Makassar (ANTARA) - Komandan Satgas Detasemen Khusus (Densus) 88 Antiteror Sulsel Kombes Pol Agung Novrianto Masloman menemui Wali Kota Makassar Moh Ramdhan Pomanto untuk bersilaturahmi sekaligus membahas keamanan kota.
"Ini hanya silaturahmi biasa dan kami tadi berbincang banyak hal termasuk keamanan kota. Pemkot Makassar juga sudah memasang ribuan CCTV untuk memantau situasi kemanan kota," ujar Kombes Agung di sele-sela pertemuan yang digelar di Makassar, Senin.
Ia mengapresiasi sikap Wali Kota Makassar Ramdhan Pomanto yang begitu siap dalam memelihara keamanan dan ketertiban Makassar, antara lain perihal pemasangan CCTV di lorong-lorong permukiman penduduk.
Sepengetahuan Kombes Agung, di beberapa daerah masih banyak yang hanya terkonsep tetapi di Makassar sudah diterapkan.
"Pemkot Makassar sudah bagus dalam pengamanan dan antisipasi keamanan. Sudah bagus, oke. Tinggal dilanjutkan saja," ujarnya.
Selain berkoordinasi, ia juga memperkenalkan diri karena baru menduduki jabatan itu belum lama ini.
Wali Kota Makassar Moh Ramdhan Pomanto mengatakan CCTV Pemkot Makassar membantu kepolisian dalam hal ketertiban masyarakat.
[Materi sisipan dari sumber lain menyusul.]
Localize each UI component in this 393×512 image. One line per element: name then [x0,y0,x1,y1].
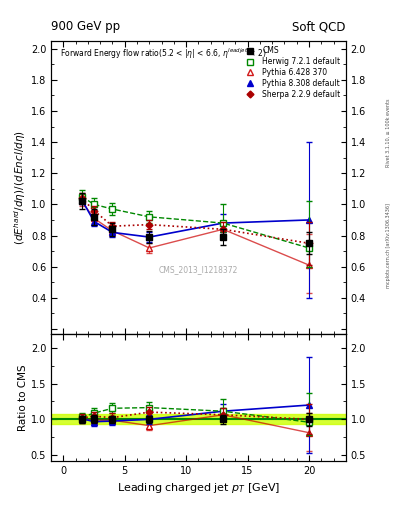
Sherpa 2.2.9 default [307,240,311,246]
Pythia 6.428 370 [110,228,115,234]
Pythia 8.308 default [92,219,96,225]
Y-axis label: $(dE^{hard}/d\eta)/(d\,Encl/d\eta)$: $(dE^{hard}/d\eta)/(d\,Encl/d\eta)$ [12,130,28,245]
Sherpa 2.2.9 default [110,223,115,229]
Pythia 8.308 default [79,197,84,203]
Pythia 6.428 370 [307,262,311,268]
Herwig 7.2.1 default [79,194,84,200]
CMS [92,214,96,220]
Herwig 7.2.1 default [221,220,226,226]
CMS [307,240,311,246]
Line: CMS: CMS [79,198,312,246]
Pythia 6.428 370 [147,245,152,251]
Pythia 8.308 default [221,220,226,226]
Text: Soft QCD: Soft QCD [292,20,346,33]
Line: Pythia 8.308 default: Pythia 8.308 default [79,197,312,240]
Herwig 7.2.1 default [307,245,311,251]
Herwig 7.2.1 default [110,206,115,212]
Pythia 8.308 default [147,234,152,240]
Sherpa 2.2.9 default [147,222,152,228]
Text: mcplots.cern.ch [arXiv:1306.3436]: mcplots.cern.ch [arXiv:1306.3436] [386,203,391,288]
Y-axis label: Ratio to CMS: Ratio to CMS [18,364,28,431]
Pythia 8.308 default [110,229,115,236]
Line: Herwig 7.2.1 default: Herwig 7.2.1 default [79,194,312,251]
Text: Rivet 3.1.10, ≥ 100k events: Rivet 3.1.10, ≥ 100k events [386,99,391,167]
CMS [221,234,226,240]
Pythia 6.428 370 [92,216,96,222]
Sherpa 2.2.9 default [221,226,226,232]
Pythia 6.428 370 [79,198,84,204]
Sherpa 2.2.9 default [79,195,84,201]
Sherpa 2.2.9 default [92,207,96,214]
Text: 900 GeV pp: 900 GeV pp [51,20,120,33]
Legend: CMS, Herwig 7.2.1 default, Pythia 6.428 370, Pythia 8.308 default, Sherpa 2.2.9 : CMS, Herwig 7.2.1 default, Pythia 6.428 … [237,43,343,102]
X-axis label: Leading charged jet $p_T$ [GeV]: Leading charged jet $p_T$ [GeV] [117,481,280,495]
CMS [110,226,115,232]
CMS [79,198,84,204]
Pythia 8.308 default [307,217,311,223]
Line: Pythia 6.428 370: Pythia 6.428 370 [79,199,312,268]
CMS [147,234,152,240]
Text: CMS_2013_I1218372: CMS_2013_I1218372 [159,265,238,274]
Text: Forward Energy flow ratio(5.2 < |$\eta$| < 6.6, $\eta^{leadjet}$ < 2): Forward Energy flow ratio(5.2 < |$\eta$|… [60,47,267,61]
Pythia 6.428 370 [221,226,226,232]
Herwig 7.2.1 default [92,201,96,207]
Herwig 7.2.1 default [147,214,152,220]
Line: Sherpa 2.2.9 default: Sherpa 2.2.9 default [79,196,311,246]
Bar [51,414,346,424]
Apalagi di tempat strategis sehingga mampu mengawasi pergerakan masyarakat.
Ia juga menuturkan pihaknya sudah memiliki War Room yang merupakan program unggulannya sejak periode pertama.
"Banyak yang disinkronkan dengan pihak kepolisian seperti Command Center di Lantai 10 Balai Kota dengan Command Center di Polrestabes Makassar," katanya.
Untuk pengembangannya tahun ini, pihaknya sementara menggodok nota kesepahaman atau MoU dengan Polda Sulsel untuk menyinergikan seluruh CCTV.
Juga bersinergi pihak kepolisian terkait dengan pengelolaan ETLE (Electronic Tilang Law Emforcement) dengan mensupport 14 titik (20 unit) kamera ANPR dan lisensi aplikasi untuk meningkatkan kemampuan CCTV mengenal obyek dan pelanggaran di kota Makassar.
Ia menyebut total CCTV sebanyak 2.552 unit mengcover wilayah kota makassar. CCTV dikelola Dinas Kominfo Makassar, terpasang di lorong-lorong wisata, kantor kelurahan, jalan utama (traffic dan surveillance), dan pemantauan gedung pemerintahan, serta pusat layanan publik dan ruang terbuka hijau.
"Ini kita terus kembangkan dengan memasang penambahan CCTV di Lorong Wisata, satu lorong kita pasang empat unit CCTV dan itu kita sinkronkan dengan war room," ucapnya.
Pomanto berharap pihak Densus 88 Antiteror Sulsel memberikan masukan untuk pengembangan CCTV kedepannya.
"Berikan kami input juga seperti di mana saja posisi kameranya, ketinggian, sudut dan sebagainya," tuturnya.